Когда он понял, а понял он уже в самом начале собеседования с Джонасом Уэбстером, что главврач с самого начала знал о его еврейском происхождении (такие тайны Берринджеровский институт не хранил), надежда, подогретая желанием получить место, вспыхнула с новой силой. И все увиденное и услышанное вокруг это желание укрепляло. Раскинувшиеся за окном холмистые виды сельской Пенсильвании, сплошное зеленое поле в цветах начала мая, наделяли таким покоем, какого Карр никогда прежде и представить себе не мог. Больница выглядела архитектурным шедевром, довольно смелым по замыслу, который не оставлял сомнений в своей современности, и в то же время органично вписывался в ландшафт сельской природы, как и старинные каменные дома и постройки близлежащих ферм. Внутри больницы тоже было чему порадоваться. Лаборатория, хотя и небольшая, была прекрасно оснащена, а примыкавший к ней рентгеновский кабинет выглядел так, будто сошел прямо с цветных страниц каталога «Дженерал электрик».
Тогда, в первое свое посещение, он не обратил внимания на то, что в лаборатории работает всего одна глуповатая молодая сотрудница, которой нельзя было доверить ничего, кроме самых обыкновенных анализов, да и те она научилась делать, механически вызубрив все процедуры. Рентгеновский кабинет же являлся, по сути, личным владением доктора Маллаби, о чьей квалификации как рентгенолога свидетельствовал один-единственный факт: его шурин оказался лицом весьма влиятельным при получении государственных грантов, шедших на финансирование строительства больницы. И все же, даже если бы Аарон Карр уже тогда обо всем этом знал, он не отступился бы. Его знаний и опыта с лихвой хватало и на то, чтобы в случае необходимости разобраться в предписанных им рентгеновских снимках, и на то, чтобы в лаборатории всю работу проделывать самому, чему он всегда отдавал предпочтение.

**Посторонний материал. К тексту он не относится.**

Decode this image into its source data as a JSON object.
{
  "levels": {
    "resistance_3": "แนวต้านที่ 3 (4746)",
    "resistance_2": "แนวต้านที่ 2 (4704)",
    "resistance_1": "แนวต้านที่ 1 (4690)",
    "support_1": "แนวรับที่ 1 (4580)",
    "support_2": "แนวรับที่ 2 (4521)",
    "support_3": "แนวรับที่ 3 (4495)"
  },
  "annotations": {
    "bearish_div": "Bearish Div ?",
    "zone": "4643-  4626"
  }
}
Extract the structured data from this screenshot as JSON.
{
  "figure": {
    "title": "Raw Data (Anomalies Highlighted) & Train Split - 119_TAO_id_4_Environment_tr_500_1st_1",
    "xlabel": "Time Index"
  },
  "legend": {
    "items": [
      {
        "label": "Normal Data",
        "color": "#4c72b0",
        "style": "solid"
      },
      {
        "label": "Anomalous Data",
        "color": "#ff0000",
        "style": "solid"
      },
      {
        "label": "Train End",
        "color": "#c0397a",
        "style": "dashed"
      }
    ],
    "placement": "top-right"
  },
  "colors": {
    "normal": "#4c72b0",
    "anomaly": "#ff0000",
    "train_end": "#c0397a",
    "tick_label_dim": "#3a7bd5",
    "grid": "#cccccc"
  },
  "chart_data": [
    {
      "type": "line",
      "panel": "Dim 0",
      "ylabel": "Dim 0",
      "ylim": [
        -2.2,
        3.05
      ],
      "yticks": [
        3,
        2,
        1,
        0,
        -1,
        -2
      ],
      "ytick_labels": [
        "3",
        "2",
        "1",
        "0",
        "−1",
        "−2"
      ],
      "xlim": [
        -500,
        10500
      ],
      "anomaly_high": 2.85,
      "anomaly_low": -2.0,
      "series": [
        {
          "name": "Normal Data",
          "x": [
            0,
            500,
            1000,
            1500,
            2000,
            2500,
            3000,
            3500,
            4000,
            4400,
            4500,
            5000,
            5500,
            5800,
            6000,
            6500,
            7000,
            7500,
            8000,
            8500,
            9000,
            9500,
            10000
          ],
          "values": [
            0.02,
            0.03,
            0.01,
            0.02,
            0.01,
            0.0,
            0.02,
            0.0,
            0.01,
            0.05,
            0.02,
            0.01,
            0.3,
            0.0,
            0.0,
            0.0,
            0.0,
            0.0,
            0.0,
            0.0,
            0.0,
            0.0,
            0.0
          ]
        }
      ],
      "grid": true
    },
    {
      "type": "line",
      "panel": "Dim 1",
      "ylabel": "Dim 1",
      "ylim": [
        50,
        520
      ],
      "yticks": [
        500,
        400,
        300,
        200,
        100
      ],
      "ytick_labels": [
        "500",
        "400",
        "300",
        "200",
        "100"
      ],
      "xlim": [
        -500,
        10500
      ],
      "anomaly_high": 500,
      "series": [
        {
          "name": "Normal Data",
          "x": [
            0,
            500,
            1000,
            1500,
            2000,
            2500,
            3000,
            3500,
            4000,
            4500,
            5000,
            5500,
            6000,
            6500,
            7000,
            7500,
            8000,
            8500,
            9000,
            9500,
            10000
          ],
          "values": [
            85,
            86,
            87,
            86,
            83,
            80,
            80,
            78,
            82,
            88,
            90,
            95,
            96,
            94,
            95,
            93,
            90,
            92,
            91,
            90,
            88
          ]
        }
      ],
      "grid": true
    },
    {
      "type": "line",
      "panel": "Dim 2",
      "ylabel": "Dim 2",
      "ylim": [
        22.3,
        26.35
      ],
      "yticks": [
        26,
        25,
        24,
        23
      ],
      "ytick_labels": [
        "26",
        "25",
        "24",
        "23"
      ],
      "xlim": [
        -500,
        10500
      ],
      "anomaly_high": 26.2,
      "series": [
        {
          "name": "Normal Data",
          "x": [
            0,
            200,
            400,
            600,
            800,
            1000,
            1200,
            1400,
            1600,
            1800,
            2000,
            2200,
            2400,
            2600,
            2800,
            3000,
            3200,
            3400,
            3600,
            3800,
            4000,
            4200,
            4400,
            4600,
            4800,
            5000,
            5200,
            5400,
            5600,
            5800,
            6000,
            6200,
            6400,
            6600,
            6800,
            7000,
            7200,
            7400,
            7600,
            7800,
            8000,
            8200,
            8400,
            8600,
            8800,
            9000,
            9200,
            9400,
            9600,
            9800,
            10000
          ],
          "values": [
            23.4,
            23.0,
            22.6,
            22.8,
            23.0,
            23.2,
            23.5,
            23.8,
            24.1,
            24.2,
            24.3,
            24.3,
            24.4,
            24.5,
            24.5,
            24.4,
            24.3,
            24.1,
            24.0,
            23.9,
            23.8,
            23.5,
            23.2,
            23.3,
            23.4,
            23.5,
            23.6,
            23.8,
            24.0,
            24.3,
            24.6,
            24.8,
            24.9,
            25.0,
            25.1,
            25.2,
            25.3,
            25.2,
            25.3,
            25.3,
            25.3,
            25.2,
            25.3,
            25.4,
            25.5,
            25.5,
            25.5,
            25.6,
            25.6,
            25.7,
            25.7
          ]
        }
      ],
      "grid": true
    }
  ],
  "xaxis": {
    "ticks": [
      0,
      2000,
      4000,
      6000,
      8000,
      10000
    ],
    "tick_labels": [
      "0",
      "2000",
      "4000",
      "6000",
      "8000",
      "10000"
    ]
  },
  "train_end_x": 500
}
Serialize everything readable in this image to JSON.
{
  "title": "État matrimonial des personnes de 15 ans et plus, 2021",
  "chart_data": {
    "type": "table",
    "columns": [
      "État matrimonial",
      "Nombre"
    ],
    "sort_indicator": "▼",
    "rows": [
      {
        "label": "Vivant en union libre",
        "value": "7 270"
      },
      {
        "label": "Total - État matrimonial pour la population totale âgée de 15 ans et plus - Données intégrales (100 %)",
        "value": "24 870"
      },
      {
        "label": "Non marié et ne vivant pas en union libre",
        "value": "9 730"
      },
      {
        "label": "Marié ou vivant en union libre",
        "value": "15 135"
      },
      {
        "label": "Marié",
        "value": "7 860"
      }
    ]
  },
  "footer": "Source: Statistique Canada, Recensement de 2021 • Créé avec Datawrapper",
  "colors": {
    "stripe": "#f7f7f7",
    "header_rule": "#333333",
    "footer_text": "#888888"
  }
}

Тогда руководство Окружной мемориальной быстро пришло к выводу: Карр – это тот человек, какой им нужен. На провинциалов явно произвело впечатление, что в справочнике «Кто есть Кто в американской медицине» Карру была посвящена отдельная статья (ни один из штатных врачей Главной больницы Марафона в нем не был даже упомянут), а количество его публикаций значительно превышало все совокупно изданное членами Марафонской окружной медицинской ассоциации.
Довольно быстро радужное сияние первоначальных ожиданий Аарона Карра несколько потускнело. Оказалось, что Окружная мемориальная вовсе не желанная уменьшенная копия известных ему по Нью-Йорку больниц, как он того ожидал. По сути, она лишь немногим отличалась от лечебного мотеля на службе у группы независимых врачей, не признававших над собой никакой другой власти, руководствуясь только собственной корыстью. В больнице царил свободный дух принципа «сам живи и другим не мешай», не было здесь ни рассмотрения историй болезни, ни расследования сомнительных случаев и, уж будьте уверены, никаких попыток наладить служебную дисциплину. Когда проводились собрания врачей, что случалось крайне редко, то посвящались они исключительно финансовым вопросам. Умильное представление Аарона Карра о докторе из маленького городка как об участливом и, чаще всего, бескорыстном целителе, полной противоположности своекорыстным докторам, каких он знавал в Нью-Йорке, подверглось серьезному пересмотру, если вообще не порушено во многом. Порядок подчинения на уровне окружного руководства не меньше определялся годовым доходом, и именно по этой единственной причине всего через несколько недель Хармону Титеру предстояло заменить Джонаса Уэбстера на посту главного врача.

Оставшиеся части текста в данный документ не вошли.